GALORE's unified approach significantly advances the field of XAI for deep learning models. The integration of deliberative explanations addresses a critical gap in current methods, providing insight into the model's reasoning process. The efficiency gains from the unified framework make it applicable to real-time interactive applications. The quantitative evaluation protocol offers a more replicable and objective assessment of explanation quality compared to solely relying on human studies. The findings emphasize the importance of self-awareness in enhancing explanation accuracy and the correlation between GALORE's explanations and human cognitive processes. This work strengthens the trustworthiness and interpretability of deep learning models, especially in critical domains like healthcare where understanding model decisions is paramount.

GALORE presents a unified framework for generating attributive, deliberative, and counterfactual explanations, addressing the need for diverse user requirements in XAI. It achieves this with increased computational efficiency and improved accuracy compared to existing methods. Future research can explore optimizing the threshold selection strategies, investigating the relationship between explanation strength and human perception, and extending the framework to other domains and model types. Further investigation into the interaction between different types of explanations and their effectiveness in various user contexts is also warranted.

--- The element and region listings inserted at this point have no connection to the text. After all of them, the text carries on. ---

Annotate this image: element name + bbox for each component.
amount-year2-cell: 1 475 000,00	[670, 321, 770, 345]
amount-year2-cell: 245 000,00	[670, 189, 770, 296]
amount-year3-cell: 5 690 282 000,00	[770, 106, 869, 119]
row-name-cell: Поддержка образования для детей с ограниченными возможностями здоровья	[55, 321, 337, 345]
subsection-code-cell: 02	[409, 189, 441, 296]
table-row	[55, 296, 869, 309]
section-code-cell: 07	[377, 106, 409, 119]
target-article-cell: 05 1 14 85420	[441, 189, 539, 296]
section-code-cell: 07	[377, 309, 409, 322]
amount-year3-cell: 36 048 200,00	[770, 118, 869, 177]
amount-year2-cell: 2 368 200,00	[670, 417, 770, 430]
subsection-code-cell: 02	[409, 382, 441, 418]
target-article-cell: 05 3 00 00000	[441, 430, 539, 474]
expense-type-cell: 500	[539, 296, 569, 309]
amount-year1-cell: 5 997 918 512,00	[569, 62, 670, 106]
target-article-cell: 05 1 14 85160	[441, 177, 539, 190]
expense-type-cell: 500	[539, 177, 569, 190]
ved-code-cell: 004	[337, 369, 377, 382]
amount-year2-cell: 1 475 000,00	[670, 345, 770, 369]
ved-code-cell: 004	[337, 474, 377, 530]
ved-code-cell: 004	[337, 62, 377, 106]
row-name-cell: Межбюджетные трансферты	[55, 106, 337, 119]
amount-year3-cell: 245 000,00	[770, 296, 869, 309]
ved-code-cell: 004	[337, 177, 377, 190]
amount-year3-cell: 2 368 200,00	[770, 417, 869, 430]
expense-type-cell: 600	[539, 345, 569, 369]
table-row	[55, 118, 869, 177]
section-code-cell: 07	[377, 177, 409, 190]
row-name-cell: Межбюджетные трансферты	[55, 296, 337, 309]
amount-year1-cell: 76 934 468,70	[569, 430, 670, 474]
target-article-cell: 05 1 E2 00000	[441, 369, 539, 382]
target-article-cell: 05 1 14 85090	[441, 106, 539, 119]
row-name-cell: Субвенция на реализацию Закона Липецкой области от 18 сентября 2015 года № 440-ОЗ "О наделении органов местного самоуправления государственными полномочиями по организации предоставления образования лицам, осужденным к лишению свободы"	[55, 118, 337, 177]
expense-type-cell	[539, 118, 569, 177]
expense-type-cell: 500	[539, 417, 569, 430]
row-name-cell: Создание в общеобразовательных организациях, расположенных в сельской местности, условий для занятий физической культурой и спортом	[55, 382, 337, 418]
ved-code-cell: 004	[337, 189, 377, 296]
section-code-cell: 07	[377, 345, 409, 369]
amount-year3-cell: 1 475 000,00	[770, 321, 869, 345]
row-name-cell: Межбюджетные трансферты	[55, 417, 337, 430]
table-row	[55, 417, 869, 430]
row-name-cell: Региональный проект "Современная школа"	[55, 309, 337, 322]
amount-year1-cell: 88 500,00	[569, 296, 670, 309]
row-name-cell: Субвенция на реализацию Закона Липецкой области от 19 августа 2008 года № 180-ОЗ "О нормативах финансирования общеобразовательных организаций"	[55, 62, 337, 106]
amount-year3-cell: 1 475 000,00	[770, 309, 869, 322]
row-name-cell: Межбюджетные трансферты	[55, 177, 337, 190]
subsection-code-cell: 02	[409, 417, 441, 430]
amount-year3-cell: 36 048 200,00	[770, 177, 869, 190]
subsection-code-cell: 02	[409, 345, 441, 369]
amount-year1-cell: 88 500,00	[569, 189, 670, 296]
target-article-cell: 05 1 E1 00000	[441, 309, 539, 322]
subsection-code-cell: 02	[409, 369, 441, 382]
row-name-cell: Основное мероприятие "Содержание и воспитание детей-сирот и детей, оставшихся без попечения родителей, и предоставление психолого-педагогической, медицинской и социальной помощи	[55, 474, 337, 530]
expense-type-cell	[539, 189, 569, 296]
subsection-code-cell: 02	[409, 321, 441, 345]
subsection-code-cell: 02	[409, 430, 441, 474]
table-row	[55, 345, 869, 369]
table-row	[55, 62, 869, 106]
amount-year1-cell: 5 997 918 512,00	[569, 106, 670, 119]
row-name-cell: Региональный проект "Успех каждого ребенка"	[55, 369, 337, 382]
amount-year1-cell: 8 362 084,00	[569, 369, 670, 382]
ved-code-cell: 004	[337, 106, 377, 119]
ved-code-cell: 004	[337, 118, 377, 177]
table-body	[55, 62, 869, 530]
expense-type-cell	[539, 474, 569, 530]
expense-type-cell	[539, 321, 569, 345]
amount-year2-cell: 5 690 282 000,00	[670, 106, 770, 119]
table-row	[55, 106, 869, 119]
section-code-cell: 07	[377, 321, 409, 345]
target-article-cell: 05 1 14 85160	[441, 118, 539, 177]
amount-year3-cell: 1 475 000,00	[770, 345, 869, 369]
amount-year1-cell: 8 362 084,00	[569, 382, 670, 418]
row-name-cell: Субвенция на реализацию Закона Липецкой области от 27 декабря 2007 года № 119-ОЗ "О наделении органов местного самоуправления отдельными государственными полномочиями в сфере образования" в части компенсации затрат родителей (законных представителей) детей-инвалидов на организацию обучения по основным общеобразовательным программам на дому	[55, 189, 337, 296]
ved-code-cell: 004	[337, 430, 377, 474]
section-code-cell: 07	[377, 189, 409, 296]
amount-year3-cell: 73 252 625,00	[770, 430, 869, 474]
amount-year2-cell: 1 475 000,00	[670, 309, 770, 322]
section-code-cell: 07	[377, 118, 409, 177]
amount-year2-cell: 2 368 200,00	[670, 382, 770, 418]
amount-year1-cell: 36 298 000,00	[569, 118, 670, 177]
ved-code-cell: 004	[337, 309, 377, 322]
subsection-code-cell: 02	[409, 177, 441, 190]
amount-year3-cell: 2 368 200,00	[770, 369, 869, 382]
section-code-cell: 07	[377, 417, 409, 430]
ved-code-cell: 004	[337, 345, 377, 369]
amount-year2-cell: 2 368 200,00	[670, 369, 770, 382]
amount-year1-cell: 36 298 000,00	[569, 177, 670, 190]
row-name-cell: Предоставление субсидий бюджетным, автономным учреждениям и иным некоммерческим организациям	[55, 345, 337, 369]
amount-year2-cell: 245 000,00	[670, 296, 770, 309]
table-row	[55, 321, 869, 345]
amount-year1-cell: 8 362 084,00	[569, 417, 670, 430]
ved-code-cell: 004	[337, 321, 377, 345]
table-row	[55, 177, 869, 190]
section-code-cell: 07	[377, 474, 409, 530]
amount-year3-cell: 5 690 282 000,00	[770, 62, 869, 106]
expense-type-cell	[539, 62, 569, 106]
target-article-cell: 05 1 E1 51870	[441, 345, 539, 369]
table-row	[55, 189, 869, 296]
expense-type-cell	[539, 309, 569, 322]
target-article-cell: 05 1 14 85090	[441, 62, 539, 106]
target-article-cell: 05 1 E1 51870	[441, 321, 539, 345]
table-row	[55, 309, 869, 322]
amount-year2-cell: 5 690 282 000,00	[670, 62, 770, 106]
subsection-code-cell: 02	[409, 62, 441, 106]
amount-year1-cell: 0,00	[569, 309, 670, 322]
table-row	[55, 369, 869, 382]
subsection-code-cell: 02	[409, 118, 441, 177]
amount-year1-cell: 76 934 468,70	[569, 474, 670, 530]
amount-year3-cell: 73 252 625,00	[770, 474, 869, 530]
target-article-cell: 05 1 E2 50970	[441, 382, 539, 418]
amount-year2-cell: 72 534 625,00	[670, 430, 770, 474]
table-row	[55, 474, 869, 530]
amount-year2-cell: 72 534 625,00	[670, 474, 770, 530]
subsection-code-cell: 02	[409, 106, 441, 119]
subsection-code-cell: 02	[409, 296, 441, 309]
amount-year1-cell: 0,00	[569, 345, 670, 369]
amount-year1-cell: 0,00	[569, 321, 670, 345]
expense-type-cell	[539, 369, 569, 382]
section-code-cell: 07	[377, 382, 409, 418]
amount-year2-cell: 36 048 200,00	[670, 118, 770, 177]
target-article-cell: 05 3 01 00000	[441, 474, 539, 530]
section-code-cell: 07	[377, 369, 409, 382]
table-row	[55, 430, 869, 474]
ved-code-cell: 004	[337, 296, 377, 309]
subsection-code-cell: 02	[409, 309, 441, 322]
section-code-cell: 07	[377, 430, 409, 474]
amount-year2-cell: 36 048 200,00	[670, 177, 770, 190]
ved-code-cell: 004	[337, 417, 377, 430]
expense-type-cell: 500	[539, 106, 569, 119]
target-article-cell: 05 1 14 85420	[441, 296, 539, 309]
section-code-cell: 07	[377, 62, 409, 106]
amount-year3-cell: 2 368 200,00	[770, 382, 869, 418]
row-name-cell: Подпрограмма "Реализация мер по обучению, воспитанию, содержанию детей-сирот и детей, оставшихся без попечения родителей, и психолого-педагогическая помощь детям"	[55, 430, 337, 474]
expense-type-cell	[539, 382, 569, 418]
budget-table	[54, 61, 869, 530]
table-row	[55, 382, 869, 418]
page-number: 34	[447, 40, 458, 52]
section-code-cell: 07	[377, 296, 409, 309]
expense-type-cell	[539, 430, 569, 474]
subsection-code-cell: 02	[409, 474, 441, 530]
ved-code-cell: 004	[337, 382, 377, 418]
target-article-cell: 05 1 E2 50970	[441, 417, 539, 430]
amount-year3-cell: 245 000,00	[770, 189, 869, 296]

While GALORE demonstrates improved accuracy and efficiency, some limitations exist. The evaluation relies on proxy tasks and human studies, which may not fully capture the nuances of human interpretation. The reliance on specific attribution functions and confidence scores might limit generalizability. Further research is needed to explore the optimal choice of these components across diverse datasets and tasks. The current implementation focuses on image classification; extending GALORE to other tasks (e.g., object detection, segmentation) would be valuable.